İlk envantere büyük katkı sağlayan ve 2023 güncelleme ekibinde de yer alan Prof. Dr. Ahmet Karataş, “2016’da Uluslararası Doğa Koruma Birliği (IUCN), ÖDA yöntemini öncelikli alanların belirlenmesi için uluslararası standart olarak kabul etti. Dünyanın pek çok ülkesinde ÖDA belirleme çalışmaları başladı. Bu yöntemi kullanan ilk ülke olan Türkiye’nin Önemli Doğa Alanları güncellendiğinde yine pek çok ülke için örnek bir çalışma gerçekleşmiş olacak” dedi. Doğa Derneği Koruma Programı Koordinatörü Şafak Arslan ise “ÖDA Güncelleme Çalışması, Doğa Derneği koordinasyonunda uzman bir ekip tarafından yürütülüyor. 2006 çalışmasına ek olarak yumuşakça canlı grubu da analiz ediliyor. 9 canlı grubunun uzmanları kriterleri sağlayan türleri ve bu türlerin bulunduğu yaşam alanlarını belirliyor. İlk analizler tamamlanınca yeni uzmanların eklenmesiyle, alanların özellikleri, sınırları ve tehditlerin belirlenmesi çalışmaları başlayacak. 12 akademisyen ve uzmandan oluşan ilk grubun çalışmaları tamamlandığında iki ayrı grup daha bu çalışmaya dahil olacak ve ekibi genişleteceğiz” dedi.

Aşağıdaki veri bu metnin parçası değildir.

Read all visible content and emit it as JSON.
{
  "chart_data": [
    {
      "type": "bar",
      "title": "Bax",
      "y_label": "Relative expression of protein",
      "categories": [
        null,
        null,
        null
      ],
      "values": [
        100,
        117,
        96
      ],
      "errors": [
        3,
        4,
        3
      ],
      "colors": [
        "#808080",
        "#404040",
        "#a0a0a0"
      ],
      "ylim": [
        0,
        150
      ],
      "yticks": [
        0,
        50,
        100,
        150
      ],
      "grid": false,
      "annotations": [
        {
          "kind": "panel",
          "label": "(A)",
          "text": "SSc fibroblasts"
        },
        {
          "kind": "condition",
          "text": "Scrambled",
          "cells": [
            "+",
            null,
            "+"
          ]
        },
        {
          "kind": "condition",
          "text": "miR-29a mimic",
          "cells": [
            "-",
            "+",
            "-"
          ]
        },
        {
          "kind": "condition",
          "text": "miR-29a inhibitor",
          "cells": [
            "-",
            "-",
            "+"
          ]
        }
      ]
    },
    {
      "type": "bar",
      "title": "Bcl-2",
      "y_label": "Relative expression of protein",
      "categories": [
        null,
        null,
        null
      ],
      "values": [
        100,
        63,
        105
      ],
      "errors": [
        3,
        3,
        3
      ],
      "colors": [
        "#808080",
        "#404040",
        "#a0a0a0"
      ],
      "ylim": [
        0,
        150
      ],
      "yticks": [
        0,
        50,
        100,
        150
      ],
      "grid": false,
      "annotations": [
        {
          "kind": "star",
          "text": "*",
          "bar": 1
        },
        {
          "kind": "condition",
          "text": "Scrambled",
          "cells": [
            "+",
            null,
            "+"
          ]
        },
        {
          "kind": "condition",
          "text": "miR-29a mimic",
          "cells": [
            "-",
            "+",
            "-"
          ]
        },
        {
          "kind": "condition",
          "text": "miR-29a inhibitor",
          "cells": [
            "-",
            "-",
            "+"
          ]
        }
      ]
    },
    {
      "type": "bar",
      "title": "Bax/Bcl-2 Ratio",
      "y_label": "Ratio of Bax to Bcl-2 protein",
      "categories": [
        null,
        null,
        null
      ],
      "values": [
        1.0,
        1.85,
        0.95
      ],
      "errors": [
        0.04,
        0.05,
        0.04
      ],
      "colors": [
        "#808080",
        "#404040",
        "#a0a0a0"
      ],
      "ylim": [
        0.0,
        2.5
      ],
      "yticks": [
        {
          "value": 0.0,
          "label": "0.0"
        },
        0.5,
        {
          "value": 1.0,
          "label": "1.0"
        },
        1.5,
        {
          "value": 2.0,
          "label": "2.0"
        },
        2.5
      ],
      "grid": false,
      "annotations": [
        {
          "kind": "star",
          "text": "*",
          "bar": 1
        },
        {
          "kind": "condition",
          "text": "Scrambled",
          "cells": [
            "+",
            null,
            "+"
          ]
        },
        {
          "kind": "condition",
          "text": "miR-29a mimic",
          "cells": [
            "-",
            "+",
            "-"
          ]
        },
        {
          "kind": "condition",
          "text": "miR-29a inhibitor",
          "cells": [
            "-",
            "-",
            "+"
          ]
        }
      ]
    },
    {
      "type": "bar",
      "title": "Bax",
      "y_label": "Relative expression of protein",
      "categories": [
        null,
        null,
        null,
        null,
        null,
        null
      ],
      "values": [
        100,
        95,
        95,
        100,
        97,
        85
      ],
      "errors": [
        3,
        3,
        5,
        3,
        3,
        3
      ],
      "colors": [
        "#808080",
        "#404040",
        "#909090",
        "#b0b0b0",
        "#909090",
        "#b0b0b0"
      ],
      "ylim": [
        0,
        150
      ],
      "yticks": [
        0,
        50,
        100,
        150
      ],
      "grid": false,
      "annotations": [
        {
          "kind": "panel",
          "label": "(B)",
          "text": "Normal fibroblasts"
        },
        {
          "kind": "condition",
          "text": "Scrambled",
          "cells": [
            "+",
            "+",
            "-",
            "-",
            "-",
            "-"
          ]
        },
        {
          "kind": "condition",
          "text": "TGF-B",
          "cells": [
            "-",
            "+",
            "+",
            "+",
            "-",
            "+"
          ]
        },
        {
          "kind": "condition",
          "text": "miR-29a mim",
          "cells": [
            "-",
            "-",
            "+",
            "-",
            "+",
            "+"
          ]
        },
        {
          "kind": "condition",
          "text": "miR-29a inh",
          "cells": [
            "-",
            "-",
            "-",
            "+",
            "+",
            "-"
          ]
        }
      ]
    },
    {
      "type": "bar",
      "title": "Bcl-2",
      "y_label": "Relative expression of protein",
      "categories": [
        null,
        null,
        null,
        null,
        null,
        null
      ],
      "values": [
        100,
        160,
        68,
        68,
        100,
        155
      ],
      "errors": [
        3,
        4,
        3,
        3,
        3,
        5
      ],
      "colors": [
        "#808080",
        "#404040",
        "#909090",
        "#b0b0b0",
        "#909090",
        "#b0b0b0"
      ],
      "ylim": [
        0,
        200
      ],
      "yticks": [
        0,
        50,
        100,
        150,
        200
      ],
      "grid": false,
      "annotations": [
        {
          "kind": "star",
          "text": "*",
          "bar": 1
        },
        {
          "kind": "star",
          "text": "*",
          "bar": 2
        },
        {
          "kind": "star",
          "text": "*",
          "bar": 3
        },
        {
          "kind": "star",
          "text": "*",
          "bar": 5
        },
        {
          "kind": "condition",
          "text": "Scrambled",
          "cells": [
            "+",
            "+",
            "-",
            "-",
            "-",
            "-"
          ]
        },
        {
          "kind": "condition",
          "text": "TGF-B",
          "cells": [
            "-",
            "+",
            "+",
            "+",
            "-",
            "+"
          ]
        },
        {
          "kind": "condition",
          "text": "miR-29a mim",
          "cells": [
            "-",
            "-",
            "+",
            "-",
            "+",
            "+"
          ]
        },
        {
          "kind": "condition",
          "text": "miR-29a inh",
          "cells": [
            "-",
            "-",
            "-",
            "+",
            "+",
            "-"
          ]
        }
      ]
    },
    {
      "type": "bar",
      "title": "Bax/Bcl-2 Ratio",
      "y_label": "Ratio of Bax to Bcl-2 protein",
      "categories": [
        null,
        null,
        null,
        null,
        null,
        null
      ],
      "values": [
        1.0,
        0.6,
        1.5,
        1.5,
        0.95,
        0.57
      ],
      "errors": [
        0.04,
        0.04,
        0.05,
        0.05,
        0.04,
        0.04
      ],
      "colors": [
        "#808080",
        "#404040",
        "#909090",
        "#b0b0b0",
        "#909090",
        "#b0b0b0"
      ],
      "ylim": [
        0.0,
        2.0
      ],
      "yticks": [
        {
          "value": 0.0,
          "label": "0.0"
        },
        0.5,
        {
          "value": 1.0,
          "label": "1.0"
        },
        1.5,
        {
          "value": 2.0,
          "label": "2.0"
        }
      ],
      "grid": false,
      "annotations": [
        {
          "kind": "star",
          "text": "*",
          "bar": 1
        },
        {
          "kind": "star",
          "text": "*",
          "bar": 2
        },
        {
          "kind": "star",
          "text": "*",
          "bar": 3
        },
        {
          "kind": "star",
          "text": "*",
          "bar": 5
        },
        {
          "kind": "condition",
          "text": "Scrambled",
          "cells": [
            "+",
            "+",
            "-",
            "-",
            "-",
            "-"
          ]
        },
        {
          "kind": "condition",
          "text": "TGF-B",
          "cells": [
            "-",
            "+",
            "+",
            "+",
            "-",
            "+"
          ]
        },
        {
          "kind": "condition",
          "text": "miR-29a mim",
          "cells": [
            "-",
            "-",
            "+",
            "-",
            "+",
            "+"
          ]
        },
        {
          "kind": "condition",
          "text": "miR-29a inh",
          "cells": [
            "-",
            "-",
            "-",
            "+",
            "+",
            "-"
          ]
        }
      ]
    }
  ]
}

********************************************************
KULAĞIMIZA KÜPE OLSUN
İnsanın gerçek görevi
“İnsan, Evren dediğimiz bir bütünün, zaman ve mekânla sınırlı bir parçasıdır. Bilincinin bir tür optik yanılsaması olarak kendisini, düşüncelerini ve duygularını diğerlerinden ayrı bir şey olarak deneyimler. Bu yanılgı bizim için bir nevi hapishanedir, bizi kişisel arzularımızla ve yakınımızdaki birkaç kişiye olan sevgimizle sınırlandırır. Görevimiz, şefkat çemberimizi tüm canlıları ve tüm doğayı güzellikleriyle kucaklayacak şekilde genişleterek bu hapishaneden kurtulmak olmalıdır.”